When you imagine Madison in the summer, it’s easy to think of a beautiful sunset at the Terrace, a picnic at Concerts on the Square, or a leisurely morning at the Dane County Farmers’ Market, filled with spicy cheese bread. But what many people might not know is that research on campus gears up over the summer.
This week, we begin a series of snapshots of life in the UW-Madison Department of Chemistry during the summer. Each Friday in August, we will feature an interview with a student or postdoc in the department, showing what life is like during the summer for a researcher.
Leslie Rank is a rising fifth-year chemistry graduate student in the Gellman group. Her research focuses on designing and developing polymers as antimicrobial agents.
Q: Tell me a bit about your research.
LR: I focus on designing and developing nylon 3 polymers — or sequence random poly beta peptides — for antimicrobial properties. These polymers are amphiphilic, containing hydrophobic and cationic subunits. Amphiphathicity is hypothesized to be essential for the antimicrobial activity of these polymers; electrostatic interactions attract polymers to biomembranes, allowing for hydrophobic subunits to insert into membranes and cause cell lysis. So we’re trying to understand how our polymers are selective for microbial cells versus human cells or other host cells and also trying to further increase the potency of the polymers.
Q: What does a typical summer day look like for you?
LR: The summer is actually an interesting time. I think a lot of people have a mindset that without classes and without teaching and without seminars, you have a lot more time and a more flexible schedule. But in that regards, you almost set higher expectations with what you expect to accomplish. You’re also trying to juggle vacations or visiting family. I always feel like I’m going to get a lot more done than I actually do. So, to me, summer is probably the busiest time of the entire year.
Q: Do your day-to-day duties change? What are you doing today?
LR: My day varies all the time. One day I will be in Microbiology or Biochemistry running actual inhibitory assays. Another day I will be at my bench or in the hood trying to synthesize new monomers. Another day will be characterization of polymers or making polymers in the glovebox. Other days I’m stuck at my desk. And today is one of those days where I am going to be anchored to my desk.
Q: What’s on the docket for today?
LR: This morning, I had to submit my proofs for my manuscript, so that was done.
LR: Thank you! I’m working on my lab notebook and I’m also trying to work on another manuscript. Lots of writing.

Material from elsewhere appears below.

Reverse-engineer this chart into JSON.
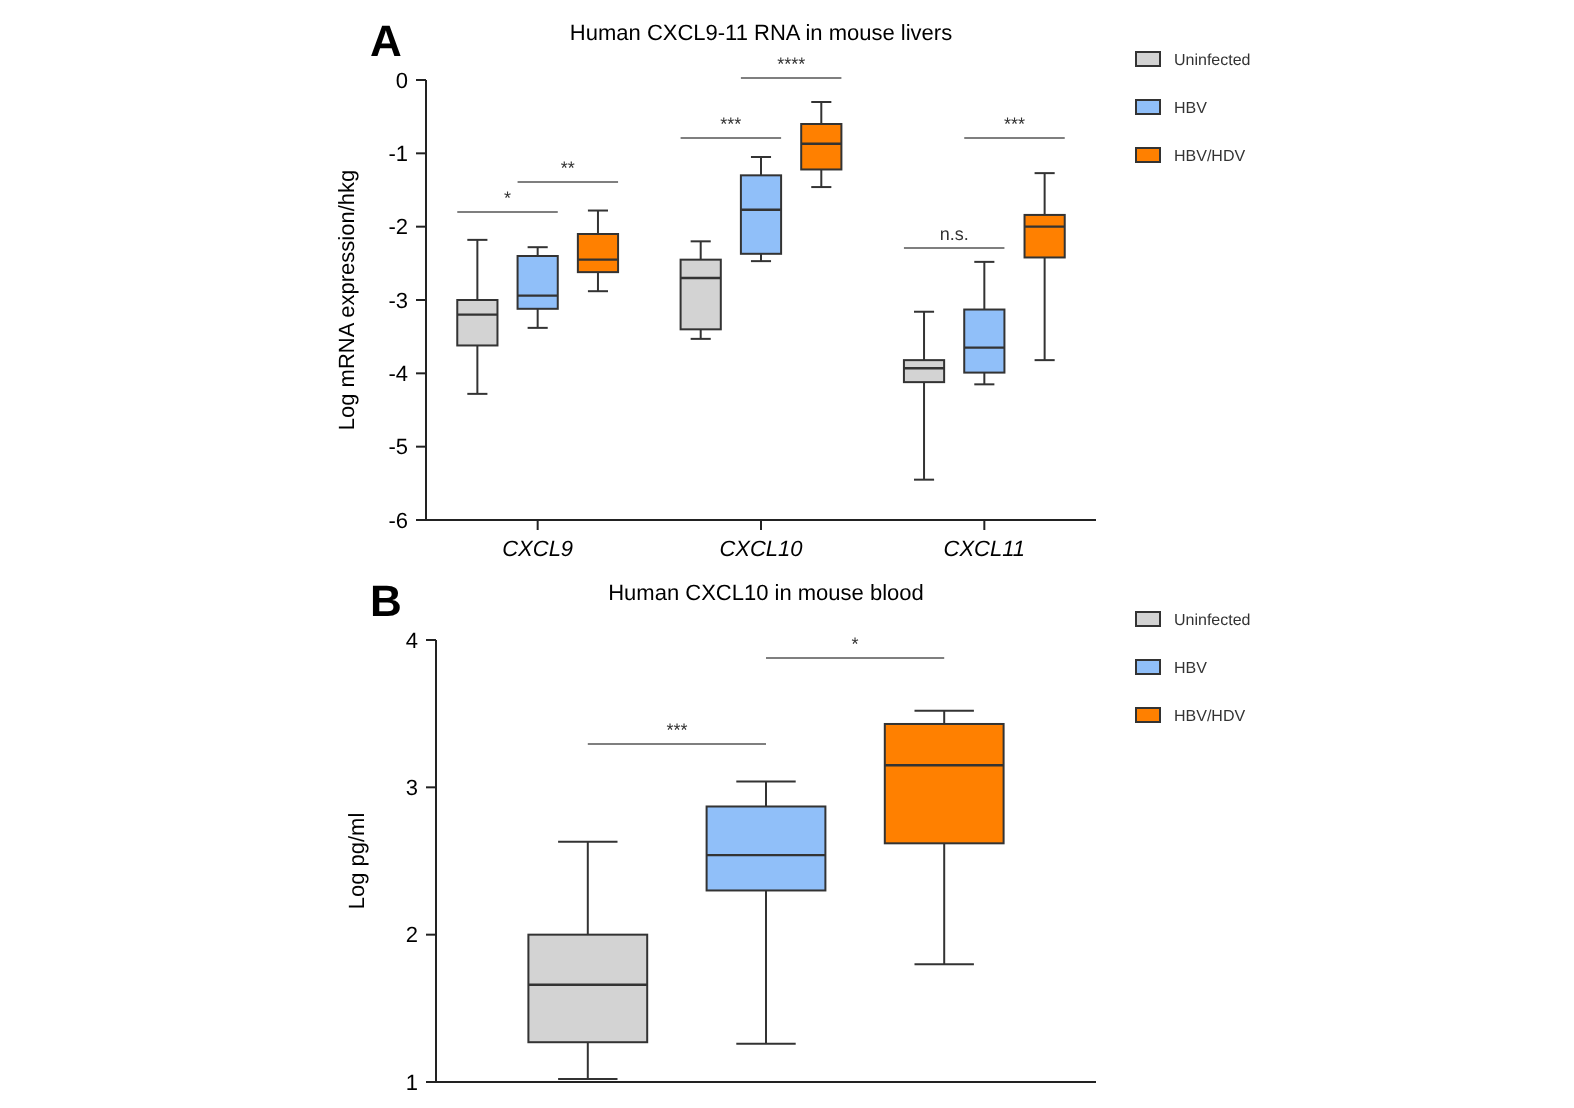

I have deadlines that I’ve set for myself to get things sent out to PIs to check and I’m trying to stick to that.
Q: Do you feel like you accomplish more during the summer?
LR: No, I would say my productivity levels are relatively consistent throughout the year but I don’t have teaching or classes at the moment. I feel like in the summer, I set kind of large goals that I’d like to accomplish. And sometimes the goals are accomplished and other times the goals need to be readjusted because you realize that the science isn’t working and needs to move in a new direction.
Q: What do you enjoy doing outside of lab?
LR: I’m kind of a drifter, in that I’m not involved in a particular sport, I’m not involved in any clubs. What I do mostly is hang out with friends and do whatever activities they’re doing. I love being outside, so often I am outside going for walks or runs. I like to look at all the nice houses around Madison, walk by the lakes, or bike ride.
Q: Are you looking forward to any activities the department does during the summer?
LR: One thing that’s been really nice that we’ve started to do this year are these GSFLC Summer Social Hours that occur out on what we call the “grassy area” behind the Chemistry Building, we need a better name for that. And those have been really enjoyable. Towards the end of summer, we also have the path picnics that are fun to go to. So there are a lot of opportunities to mingle with other people in the department.